Pablo Sandoval’s postseason resurgence continued in stunning style on Wednesday, with a World Series record-equalling three home runs in San Francisco’s 8-3 Game 1 win over Detroit.

Sandoval had homered in Games 4 and 5 of San Francisco’s National League Championship Series win over St. Louis, but his performance on Wednesday in the opening game of Major League Baseball’s best-of-seven championship series took post-season heroics to another level.

The Giants third baseman, affectionately known as the Kung Fu Panda because of his large but cuddly looking frame, homered in his first three at bats.

Only three other players have hit three homers in one World Series contest. Legendary Babe Ruth did it twice, in 1926 and 1928, Reggie Jackson did it in 1977 and Albert Pujols did it in Game 5 of St. Louis’ victory over Texas last year.

“When he hit his third, we were just going nuts in there,” Giants pitcher Barry Zito said of the reaction in the team’s dugout. “We were going nuts. “We didn’t know at that point if it even had ever been done. We were just like ‘Oh, my gosh’.

“We’ve seen a lot of different stuff from Pablo,” Zito said of Sandoval’s ability to belt them. It’s kind of hard to impress us with what we’ve seen, but we were all very impressed tonight.”

Tigers manager Jim Leyland said he could only tip his hat to Sandoval.

“The guy had one of those unbelievable World Series nights that they’ll be talking about for years,” Leyland said.

For Sandoval, the outburst continues a strong postseason after a disappointing regular season that yielded just 12 homers and 63 RBIs and included two long spells on the disabled list.

He missed more than 50 games total with a broken bone in his left hand in May and a strained left hamstring in June.

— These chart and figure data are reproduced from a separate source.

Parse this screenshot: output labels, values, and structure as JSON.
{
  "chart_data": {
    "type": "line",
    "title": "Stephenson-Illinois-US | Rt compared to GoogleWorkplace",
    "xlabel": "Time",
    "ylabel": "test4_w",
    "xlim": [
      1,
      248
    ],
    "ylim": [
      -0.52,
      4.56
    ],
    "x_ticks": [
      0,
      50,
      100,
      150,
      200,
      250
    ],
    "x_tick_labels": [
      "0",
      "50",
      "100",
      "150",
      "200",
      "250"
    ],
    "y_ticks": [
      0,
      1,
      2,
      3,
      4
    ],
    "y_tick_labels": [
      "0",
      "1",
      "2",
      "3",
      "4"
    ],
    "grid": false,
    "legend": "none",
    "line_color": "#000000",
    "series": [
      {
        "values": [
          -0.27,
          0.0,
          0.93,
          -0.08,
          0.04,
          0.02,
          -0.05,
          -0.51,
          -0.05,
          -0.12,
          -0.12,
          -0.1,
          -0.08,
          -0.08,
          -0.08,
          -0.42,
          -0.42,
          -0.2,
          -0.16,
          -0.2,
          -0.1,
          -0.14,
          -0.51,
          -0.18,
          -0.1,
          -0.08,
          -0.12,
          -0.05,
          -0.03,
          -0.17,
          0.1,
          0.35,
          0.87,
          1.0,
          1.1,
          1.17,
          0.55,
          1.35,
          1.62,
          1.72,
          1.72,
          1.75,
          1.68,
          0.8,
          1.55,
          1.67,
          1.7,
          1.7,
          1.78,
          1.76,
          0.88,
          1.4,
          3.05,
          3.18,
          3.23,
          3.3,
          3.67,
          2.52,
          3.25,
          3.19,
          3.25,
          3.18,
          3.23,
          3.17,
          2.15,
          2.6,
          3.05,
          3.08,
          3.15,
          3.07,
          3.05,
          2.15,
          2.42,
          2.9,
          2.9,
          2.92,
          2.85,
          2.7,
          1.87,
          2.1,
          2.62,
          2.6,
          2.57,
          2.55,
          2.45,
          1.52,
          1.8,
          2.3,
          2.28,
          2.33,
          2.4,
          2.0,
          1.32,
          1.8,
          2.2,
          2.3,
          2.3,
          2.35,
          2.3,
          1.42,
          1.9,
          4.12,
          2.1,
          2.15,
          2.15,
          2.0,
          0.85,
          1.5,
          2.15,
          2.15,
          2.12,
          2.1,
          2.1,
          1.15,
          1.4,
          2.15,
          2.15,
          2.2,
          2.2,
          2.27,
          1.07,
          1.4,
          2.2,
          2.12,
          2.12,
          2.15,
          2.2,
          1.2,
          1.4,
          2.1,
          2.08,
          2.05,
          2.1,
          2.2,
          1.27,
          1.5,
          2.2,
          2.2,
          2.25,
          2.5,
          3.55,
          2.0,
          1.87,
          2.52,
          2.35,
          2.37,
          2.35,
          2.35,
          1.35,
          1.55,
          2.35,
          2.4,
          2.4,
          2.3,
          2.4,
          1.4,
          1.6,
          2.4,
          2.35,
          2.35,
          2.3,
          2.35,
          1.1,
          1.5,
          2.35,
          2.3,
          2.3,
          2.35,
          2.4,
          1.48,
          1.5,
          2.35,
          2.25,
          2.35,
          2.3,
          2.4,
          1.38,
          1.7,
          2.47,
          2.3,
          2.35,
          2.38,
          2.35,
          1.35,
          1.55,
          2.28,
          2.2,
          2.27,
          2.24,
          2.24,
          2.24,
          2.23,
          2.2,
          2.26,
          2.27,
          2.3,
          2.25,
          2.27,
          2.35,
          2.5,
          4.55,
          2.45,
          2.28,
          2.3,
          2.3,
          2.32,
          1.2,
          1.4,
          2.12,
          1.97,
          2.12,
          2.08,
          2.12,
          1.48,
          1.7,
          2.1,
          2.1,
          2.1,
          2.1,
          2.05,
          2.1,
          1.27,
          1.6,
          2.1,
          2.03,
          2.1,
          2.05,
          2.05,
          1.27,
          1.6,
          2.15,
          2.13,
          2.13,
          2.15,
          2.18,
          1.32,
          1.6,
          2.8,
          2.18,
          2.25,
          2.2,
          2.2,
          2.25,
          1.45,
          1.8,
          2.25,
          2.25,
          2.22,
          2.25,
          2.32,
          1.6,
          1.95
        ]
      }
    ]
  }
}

“He’s been locked in for a while,” Giants manager Bruce Bochy said. “And the home runs, really, it’s not easy to hit them where he hit them. Just a tremendous night.”

It was also a night that wouldn’t have seemed possible in 2010, when Sandoval’s lackluster performance — and questionable fitness — meant he was kept mostly on the bench by Bochy in the Giants’ World Series triumph.

He was hitless in three at-bats in that World Series.

“You know, we’ve got ups and downs in our career,” Sandoval said. “Not every year is going to be up. At that point you have to keep your head up and keep focusing and keep working hard.”

Getting this second chance on the game’s biggest stage “means a lot,” Sandoval said.

“I’m enjoying all my moments. You never know when it’s going to happen again.”

Bochy said Sandoval had matured since 2010, and Sandoval agreed.

“You have to learn,” he said. “You have to enjoy the moments by not getting too excited. That’s one of my things. I have to keep focused in that way. Today was the first game, tomorrow we come here and try to do the same, win the game.”